The Oracle calculates the current planetary positions and any relevant aspects to your natal chart, then generates a prophecy in the enigmatic style of the ancient Pythia. The response incorporates both the astrological symbolism and the specific content of your question, creating a personalized yet metaphorical answer.
The system gracefully handles missing information. If you do not provide birth data, it generates a prophecy based solely on your question and the Oracle's general wisdom. If you provide only a birth date without time, it uses a noon chart. If you provide a location name that cannot be geocoded, it uses a default location.
CONCLUSION AND REFLECTIONS
Building the Oracle of Delphi as a digital system demonstrates how ancient wisdom traditions can be reimagined through modern technology. The system combines astronomical precision, linguistic sophistication, and mythological symbolism to create an experience that honors the spirit of the original Oracle while leveraging contemporary artificial intelligence.
The technical architecture supports diverse deployment scenarios from powerful GPU workstations to simple API integrations. The astrological engine provides genuine astronomical calculations rather than simplified approximations, ensuring that the celestial context reflects actual planetary positions.

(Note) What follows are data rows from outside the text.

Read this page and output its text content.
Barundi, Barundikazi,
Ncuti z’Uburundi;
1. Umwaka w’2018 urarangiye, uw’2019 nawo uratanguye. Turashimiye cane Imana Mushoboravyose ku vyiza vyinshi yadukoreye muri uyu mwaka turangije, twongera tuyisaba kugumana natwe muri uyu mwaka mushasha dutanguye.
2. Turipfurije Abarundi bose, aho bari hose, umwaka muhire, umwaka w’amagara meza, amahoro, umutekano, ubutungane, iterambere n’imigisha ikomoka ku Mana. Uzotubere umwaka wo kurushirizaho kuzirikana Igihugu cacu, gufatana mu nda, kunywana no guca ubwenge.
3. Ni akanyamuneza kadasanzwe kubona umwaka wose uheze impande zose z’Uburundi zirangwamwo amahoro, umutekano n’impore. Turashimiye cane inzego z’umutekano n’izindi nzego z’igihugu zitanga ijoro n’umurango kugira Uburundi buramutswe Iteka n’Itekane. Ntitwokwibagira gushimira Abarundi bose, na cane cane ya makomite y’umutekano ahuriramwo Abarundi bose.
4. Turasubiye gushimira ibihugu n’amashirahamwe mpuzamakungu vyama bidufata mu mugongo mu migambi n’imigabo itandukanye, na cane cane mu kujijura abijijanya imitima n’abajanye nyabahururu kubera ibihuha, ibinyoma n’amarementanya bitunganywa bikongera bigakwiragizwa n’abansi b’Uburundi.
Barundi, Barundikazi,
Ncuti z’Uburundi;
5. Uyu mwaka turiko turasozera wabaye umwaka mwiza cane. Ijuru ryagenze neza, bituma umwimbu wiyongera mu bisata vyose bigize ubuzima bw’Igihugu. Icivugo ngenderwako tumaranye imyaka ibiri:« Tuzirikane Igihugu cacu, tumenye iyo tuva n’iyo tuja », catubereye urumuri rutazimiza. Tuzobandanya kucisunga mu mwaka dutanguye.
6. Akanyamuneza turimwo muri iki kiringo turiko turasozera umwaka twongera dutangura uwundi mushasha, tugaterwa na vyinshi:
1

The prophetic voice generator translates these positions into symbolic language that the language model can weave into coherent prophecies.
The Oracle serves multiple purposes beyond mere entertainment. It provides a framework for self-reflection, encouraging users to contemplate their questions deeply and interpret metaphorical responses. It demonstrates the integration of multiple complex systems including astronomical calculations, geographic services, and large language models. It shows how symbolic systems like astrology can be computationally represented and used to generate personalized content.

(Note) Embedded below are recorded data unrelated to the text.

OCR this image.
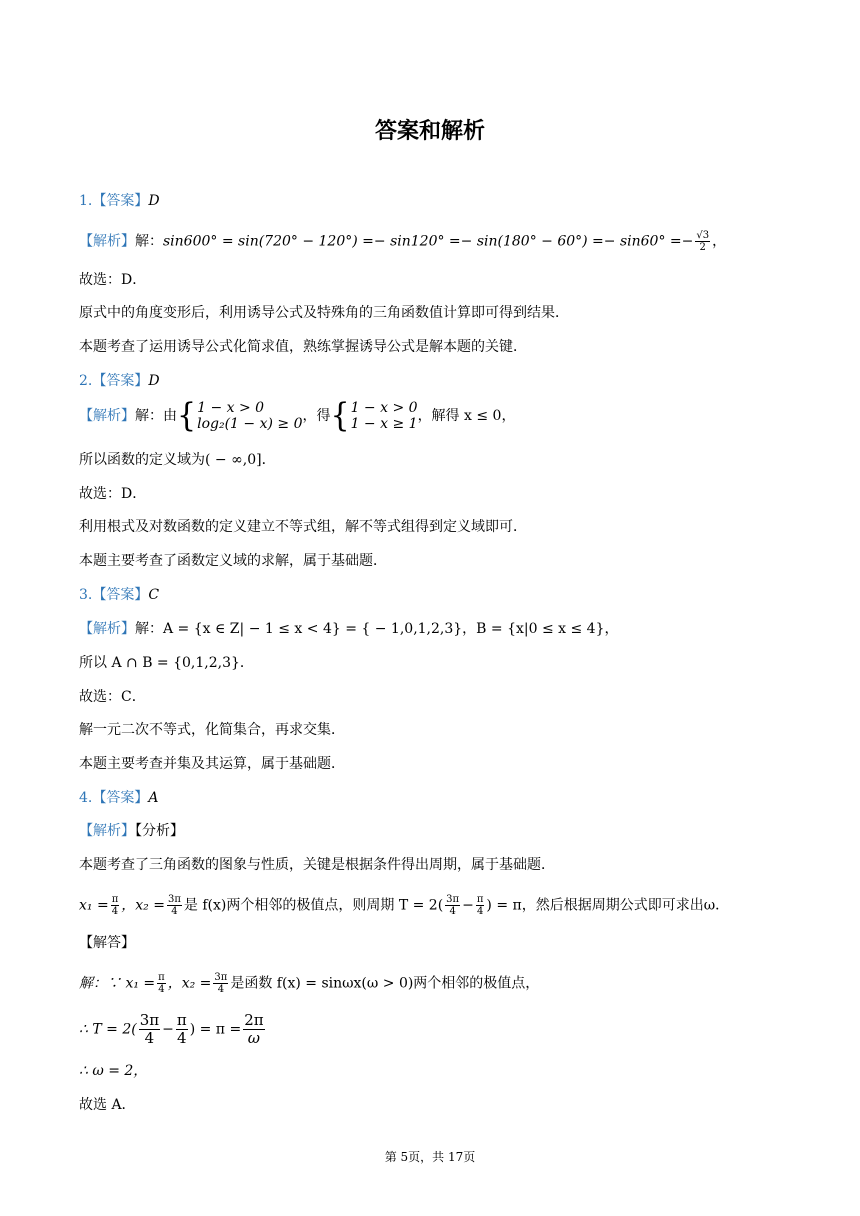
答案和解析
1.【答案】D
【解析】解：$\sin 600^\circ = \sin(720^\circ - 120^\circ) =- \sin 120^\circ =- \sin(180^\circ - 60^\circ) =- \sin 60^\circ =- \frac{√3}{2}$ ，
故选：D．
原式中的角度变形后，利用诱导公式及特殊角的三角函数值计算即可得到结果．
本题考查了运用诱导公式化简求值，熟练掌握诱导公式是解本题的关键．
2.【答案】D
【解析】解：由{ 1 − x > 0
log₂(1 − x) ≥ 0 ，得{ 1 − x > 0
1 − x ≥ 1 ，解得 x ≤ 0，
所以函数的定义域为( − ∞,0]．
故选：D．
利用根式及对数函数的定义建立不等式组，解不等式组得到定义域即可．
本题主要考查了函数定义域的求解，属于基础题．
3.【答案】C
【解析】解：A = {x ∈ Z| − 1 ≤ x < 4} = { − 1,0,1,2,3}，B = {x|0 ≤ x ≤ 4}，
所以 A ∩ B = {0,1,2,3}．
故选：C．
解一元二次不等式，化简集合，再求交集．
本题主要考查并集及其运算，属于基础题．
4.【答案】A
【解析】【分析】
本题考查了三角函数的图象与性质，关键是根据条件得出周期，属于基础题．
$x_1 = \frac{\pi}{4}$ ，$x_2 = \frac{3\pi}{4}$ 是 f(x)两个相邻的极值点，则周期 $T = 2( \frac{3\pi}{4} - \frac{\pi}{4}$ ) = π，然后根据周期公式即可求出ω．
【解答】
解：∵ $x_1 = \frac{\pi}{4}$ ，$x_2 = \frac{3\pi}{4}$ 是函数 f(x) = sinωx(ω > 0)两个相邻的极值点，
∴ $T = 2( \frac{3\pi}{4} - \frac{\pi}{4}$ ) = $\pi = \frac{2\pi}{\omega}$
∴ ω = 2，
故选 A．
第 5页，共 17页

The enigmatic nature of the Oracle's responses mirrors the fundamental uncertainty inherent in any attempt to predict or understand the future. By speaking in metaphors and symbols rather than direct predictions, the Oracle acknowledges that meaning emerges through interpretation and that multiple valid understandings can coexist. This approach respects the complexity of human experience while still providing a structured framework for contemplation.
The system remains extensible and adaptable. Additional astrological factors could be incorporated such as lunar phases, planetary hours, or fixed stars. Alternative divination systems could be integrated alongside or instead of Western astrology. The prophetic voice could be customized to match different oracular traditions from various cultures. The language model backend could be swapped for newer and more capable models as they become available.
This implementation provides a complete, production-ready foundation for anyone seeking to build similar systems that combine structured symbolic knowledge with generative language models. The principles demonstrated here apply beyond astrology to any domain where symbolic interpretation and personalized narrative generation add value.